NBC Universal’s agreement with DISH Network to enable ad-triggering capabilities for the satellite provider’s DVR customers, which follows a similar deal late last year with TiVo subscribers, is one more salvo in the ongoing battle to keep viewers engaged with commercial messages.

The DVR—which is estimated by Nielsen to be in 20% of households and growing rapidly—is a bane for advertisers and programmers ever more desperate to connect with viewers in a rapidly fractionalizing media market.

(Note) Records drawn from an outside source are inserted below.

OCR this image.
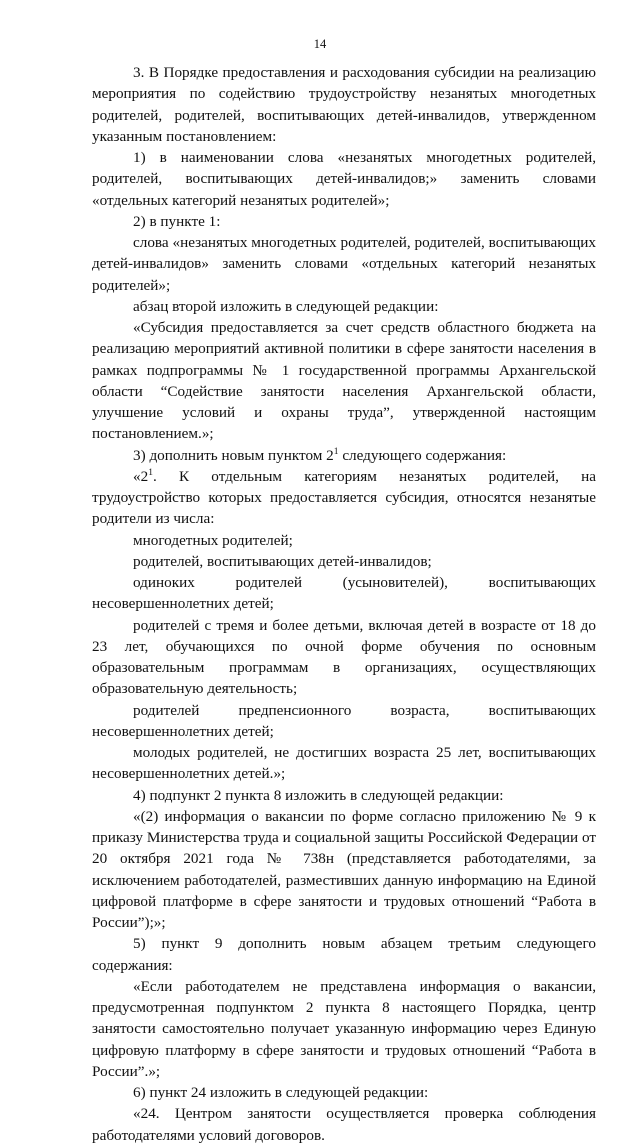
14

3. В Порядке предоставления и расходования субсидии на реализацию мероприятия по содействию трудоустройству незанятых многодетных родителей, родителей, воспитывающих детей-инвалидов, утвержденном указанным постановлением:

1) в наименовании слова «незанятых многодетных родителей, родителей, воспитывающих детей-инвалидов;» заменить словами «отдельных категорий незанятых родителей»;

2) в пункте 1:

слова «незанятых многодетных родителей, родителей, воспитывающих детей-инвалидов» заменить словами «отдельных категорий незанятых родителей»;

абзац второй изложить в следующей редакции:

«Субсидия предоставляется за счет средств областного бюджета на реализацию мероприятий активной политики в сфере занятости населения в рамках подпрограммы № 1 государственной программы Архангельской области “Содействие занятости населения Архангельской области, улучшение условий и охраны труда”, утвержденной настоящим постановлением.»;

3) дополнить новым пунктом $2^1$ следующего содержания:

«$2^1$. К отдельным категориям незанятых родителей, на трудоустройство которых предоставляется субсидия, относятся незанятые родители из числа:

многодетных родителей;

родителей, воспитывающих детей-инвалидов;

одиноких родителей (усыновителей), воспитывающих несовершеннолетних детей;

родителей с тремя и более детьми, включая детей в возрасте от 18 до 23 лет, обучающихся по очной форме обучения по основным образовательным программам в организациях, осуществляющих образовательную деятельность;

родителей предпенсионного возраста, воспитывающих несовершеннолетних детей;

молодых родителей, не достигших возраста 25 лет, воспитывающих несовершеннолетних детей.»;

4) подпункт 2 пункта 8 изложить в следующей редакции:

«(2) информация о вакансии по форме согласно приложению № 9 к приказу Министерства труда и социальной защиты Российской Федерации от 20 октября 2021 года № 738н (представляется работодателями, за исключением работодателей, разместивших данную информацию на Единой цифровой платформе в сфере занятости и трудовых отношений “Работа в России”);»;

5) пункт 9 дополнить новым абзацем третьим следующего содержания:

«Если работодателем не представлена информация о вакансии, предусмотренная подпунктом 2 пункта 8 настоящего Порядка, центр занятости самостоятельно получает указанную информацию через Единую цифровую платформу в сфере занятости и трудовых отношений “Работа в России”.»;

6) пункт 24 изложить в следующей редакции:

«24. Центром занятости осуществляется проверка соблюдения работодателями условий договоров.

Interactive triggers let satellite customers with DVRs use their remote control to request more information or access special discounts from an advertisement. Viewers select an icon displayed during a commercial that takes them to a separate page. Once finished, they’re conveniently returned to their program at the exact place they exited. Put simply, it is the interactive Internet advertising model adapted for television.

The DISH and TiVo deals include the full suite of NBC Universal television networks (NBC, USA, Sci Fi, Bravo) and 10 NBC owned-and-operated TV stations (including WNBC New York and KNBC Los Angeles).

“I think that advertisers are clearly seeking more ROI [return on investment] in their advertising on a traditional TV model,” says Ed Swindler, executive VP and COO of ad sales at NBC Universal.

Trigger capabilities, he adds, “enable [advertisers] to focus more on the viewer response. Ultimately, advertisers over time are really buying the response of the viewer, not just the number of viewers. And there has been no way to accomplish that goal on television.”

The deal will also give NBC the ability to provide detailed reports about viewer participation with DISH Network’s interactive products. And the more information advertisers have about consumers, conventional wisdom implies, the better they will be able to sell to them.

“Every client we have is under substantial pressure to improve the efficiency of their marketing buy,” Swindler says, “and that’s particularly true when the economy begins to sag. Fractionalization and technology and time shifting are simply a fact of life, and if we don’t get our arms around how to monetize television by increasing the effectiveness of advertising, it will affect our business adversely.”

To that end, the fourth-place network has stressed a collaborative approach to the upfront selling season, when networks unload about 75% of their seasonal primetime inventory. Last year, the broadcast networks’ upfront haul came in at $8.9 billion. But the writers’ strike and the foundering American economy combined to dampen the upfront and have some Wall Street analysts predicting as much as a 14% dip this season.

At the recently concluded upfront week in New York, NBC Universal jettisoned the traditional Radio City Music Hall dog-and-pony show for an interactive “experience” at Rockefeller Center designed to highlight the broad range of advertising opportunities—cable, film, digital, theme parks. The takeaway: more bang for precious advertising bucks.

But old business models change slowly. “There’s one great truth: We are not changing the advertising model fast enough,” Swindler concedes. “I do believe the ad model will evolve over time. It will be a fast evolution rather than a revolution. But it will evolve. And I think that if we don’t help move it along, then we are not managing our business properly.”